Gelinen aşamada, haklılığımız iyice anlaşılmış olmalı ki, yetkililerden “yasada ilgili değişikliklerin yapılması için çalışma başlatılacağı” mesajları gelmeye başladı. Ancak, bu tek başına yeterli değildir. Çünkü bu yasa ile toplu iş sözleşmesi haklarının kaldırıldığını ve bundan dolayı düzenleme yapılacağını kabul etmek, başka bir facia yaratmak olur. 2011’de işe başlayan işçiyi 3-4 yıl geriye dönük borçlu duruma düşürür.

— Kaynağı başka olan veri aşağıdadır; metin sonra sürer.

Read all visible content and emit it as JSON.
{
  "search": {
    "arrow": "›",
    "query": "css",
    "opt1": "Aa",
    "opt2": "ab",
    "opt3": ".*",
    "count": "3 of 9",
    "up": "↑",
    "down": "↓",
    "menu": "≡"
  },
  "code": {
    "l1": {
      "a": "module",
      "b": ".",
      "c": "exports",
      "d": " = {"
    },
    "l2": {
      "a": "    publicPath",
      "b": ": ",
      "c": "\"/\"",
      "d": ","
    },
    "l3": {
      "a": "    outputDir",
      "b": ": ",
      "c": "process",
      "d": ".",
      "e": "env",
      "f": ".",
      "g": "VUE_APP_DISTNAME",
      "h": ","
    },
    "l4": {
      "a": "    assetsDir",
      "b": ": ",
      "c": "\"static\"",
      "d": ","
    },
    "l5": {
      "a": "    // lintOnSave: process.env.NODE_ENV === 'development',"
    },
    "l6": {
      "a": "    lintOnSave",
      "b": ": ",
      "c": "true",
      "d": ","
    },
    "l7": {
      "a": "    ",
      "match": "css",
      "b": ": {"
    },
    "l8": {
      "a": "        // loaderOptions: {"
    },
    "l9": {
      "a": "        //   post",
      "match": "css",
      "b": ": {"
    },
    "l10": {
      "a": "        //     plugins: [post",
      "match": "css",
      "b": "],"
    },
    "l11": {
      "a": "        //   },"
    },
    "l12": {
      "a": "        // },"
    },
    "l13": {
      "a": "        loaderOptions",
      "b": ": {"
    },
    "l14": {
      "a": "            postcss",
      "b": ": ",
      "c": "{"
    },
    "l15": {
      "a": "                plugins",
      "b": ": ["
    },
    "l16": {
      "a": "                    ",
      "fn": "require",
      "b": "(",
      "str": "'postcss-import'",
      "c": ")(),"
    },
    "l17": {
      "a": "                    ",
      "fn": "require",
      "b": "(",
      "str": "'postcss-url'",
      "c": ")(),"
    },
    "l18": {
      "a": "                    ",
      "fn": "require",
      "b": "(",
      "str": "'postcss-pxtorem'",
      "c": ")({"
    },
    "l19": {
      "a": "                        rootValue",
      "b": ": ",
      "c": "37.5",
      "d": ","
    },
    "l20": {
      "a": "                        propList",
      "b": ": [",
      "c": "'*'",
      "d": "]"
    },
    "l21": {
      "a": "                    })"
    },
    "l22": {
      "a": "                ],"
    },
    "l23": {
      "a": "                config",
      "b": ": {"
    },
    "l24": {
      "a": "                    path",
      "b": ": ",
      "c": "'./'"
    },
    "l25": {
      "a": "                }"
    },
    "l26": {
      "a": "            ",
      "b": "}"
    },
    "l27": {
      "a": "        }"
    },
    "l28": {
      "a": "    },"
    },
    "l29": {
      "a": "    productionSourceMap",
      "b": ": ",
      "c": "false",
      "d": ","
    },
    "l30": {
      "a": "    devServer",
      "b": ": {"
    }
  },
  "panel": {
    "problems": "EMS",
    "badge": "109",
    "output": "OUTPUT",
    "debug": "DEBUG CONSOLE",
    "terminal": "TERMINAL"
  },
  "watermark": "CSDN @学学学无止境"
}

İlgili yasa 3.5 yıl önce geçti ve bu güne kadar yan ödenekler ödendi. Bu yasayı tek başına amir kabul etmek demek, değiştiği tarihe kadar Toplu sözleşme hakları yasal değildi demekle eşdeğerdir. 2011 ve sonrasında işe giren neredeyse asgari ücret noktasına yakın maaş alan işçilerin daha önce yıllarca aldıkları ek ödenekleri yasadışı konumuna sokar.

Dolayısı ile önce yapılması gereken ana unsur; başta anayasamızın, ona bağlı iş yasası ile toplu sözleşme yasasının ve Uluslar arası anlaşma niteliğindeki İLO sözleşmesinin Çalışma yaşamında amir hükümleri içerdiğini vurgulayarak, mevcut sözleşmelere uygun davranılması gerektiğini belirten bir genelgenin dağıtılmasıdır. Bundan sonra ilgili yasada yapılacak değişikliklerin ise yasalar arasındaki kargaşayı düzenlemeye yönelik olacağı belirtilebilinir.

Dediğimiz gibi yasa değişikliği yapmayı beyan etmek tek başına yeterli olmadığı gibi başka sorunlar da çıkarabilecektir. İşte hala direnmemizin nedeni budur ve konu detaylı şekilde çözülmediği sürece Açlık Grevi kararımızın devam edeceğinin bilinmesinde fayda görüyoruz.